C.M. : Il a récemment été délibéré que la SIEMP (Société immobilière d'économie mixte de la Ville de Paris) en sera le bailleur. Les informations à tous les occupants pour leur relogement sont en cours, ils vont être rencontrés individuellement. Il est prévu que la procédure de relogement soit menée avant la fin 2010, tandis qu'un appel d'offres sera parallèlement lancé pour la réhabilitation de cet immeuble insalubre (une dizaine de logements prévus, coût total de l'opération 3,6 millions).
Ces habitants sont des squatters, or la rumeur veut qu'ils seraient prioritaires pour être relogés au 72, une fois ces travaux effectués, au détriment des quelque 2000 personnes dûment enregistrées sur liste d'attente...
C.M. : C'est vrai, il s'agit de squatters, dont une dizaine de familles avec enfants scolarisés. Mais il est hors de question de les mettre à la rue, ils seront effectivement prioritaires pour être relogés, enquête sociale à l'appui. Mais ils ne seront en aucun cas prioritaires sur la rue de Clichy, c'est la commission d'attribution qui tranchera. Sachant que si 2000 demandes émanent d'habitants du 9e, ils ne veulent pas forcément à rester sur l'arrondissement. Un autre de nos problèmes est qu'il y a très peu de rotation (4,8% pour Paris contre 6,5% en Ile de France et 9,7% au niveau national).
Quelles sont les priorités de la commission d'attribution ?

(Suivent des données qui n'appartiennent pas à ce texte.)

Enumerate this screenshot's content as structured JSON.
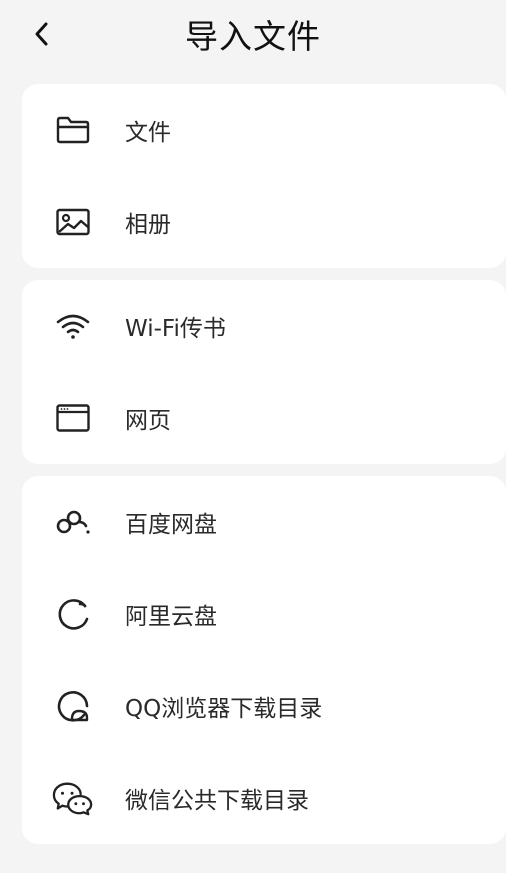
{
  "header": {
    "title": "导入文件",
    "back_icon": "chevron-left-icon"
  },
  "groups": [
    {
      "items": [
        {
          "label": "文件",
          "icon": "folder-icon"
        },
        {
          "label": "相册",
          "icon": "image-icon"
        }
      ]
    },
    {
      "items": [
        {
          "label": "Wi-Fi传书",
          "icon": "wifi-icon"
        },
        {
          "label": "网页",
          "icon": "browser-window-icon"
        }
      ]
    },
    {
      "items": [
        {
          "label": "百度网盘",
          "icon": "baidu-netdisk-icon"
        },
        {
          "label": "阿里云盘",
          "icon": "aliyun-drive-icon"
        },
        {
          "label": "QQ浏览器下载目录",
          "icon": "qq-browser-icon"
        },
        {
          "label": "微信公共下载目录",
          "icon": "wechat-icon"
        }
      ]
    }
  ]
}
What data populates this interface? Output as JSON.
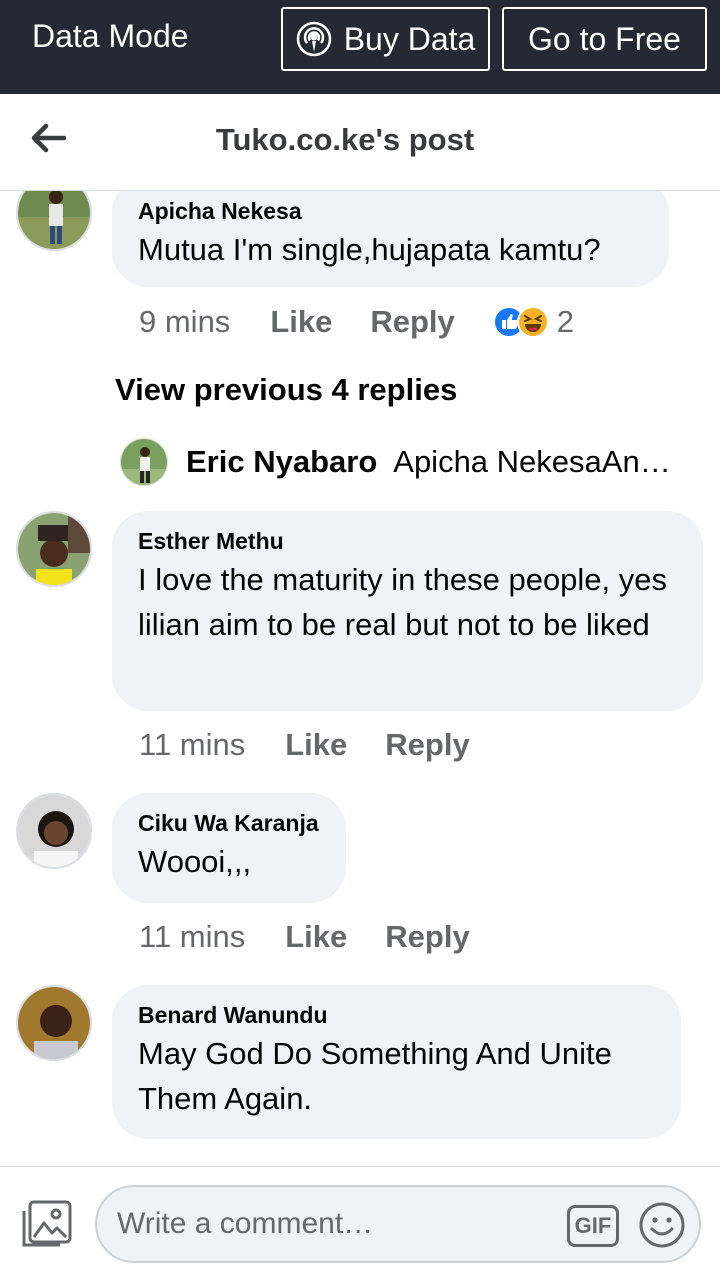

C.M. : Les personnes expulsées ou en menace de l'être, les familles les plus démunies, les personnes handicapées, et l'ancienneté des demandes. Pour ces dernières, 77% des demandeurs de logements sociaux à Paris sont inscrits depuis moins de 5 ans, 6% depuis plus de 10 ans.
Justement, certains déplorent une politique qui veillerait aux très défavorisés mais pas à ceux qui ont un peu plus de moyens ?
C.M. : La volonté est de préserver une vraie mixité, via une répartition décidée par les financeurs (Ville, Région, Etat...) avec consultation de la mairie, avec des loyers très sociaux mais aussi intermédiaires. Entre 40% et 50% des loyers sont ainsi des PLU (6,17 euros/m2), les autres répartis entre les PLAI (5,49 euros/m2) et les PLS (9,26 euros/m2).
Quels sont les objectifs en terme de taille d'appartements ?
C.M. : Plutôt des T3, pour les petites familles, et des studios, pour les personnes seules, en grande précarité.
On parle beaucoup à Paris du scandale des logements vacants (près de 30.000). Qu'en est-il dans le 9e ?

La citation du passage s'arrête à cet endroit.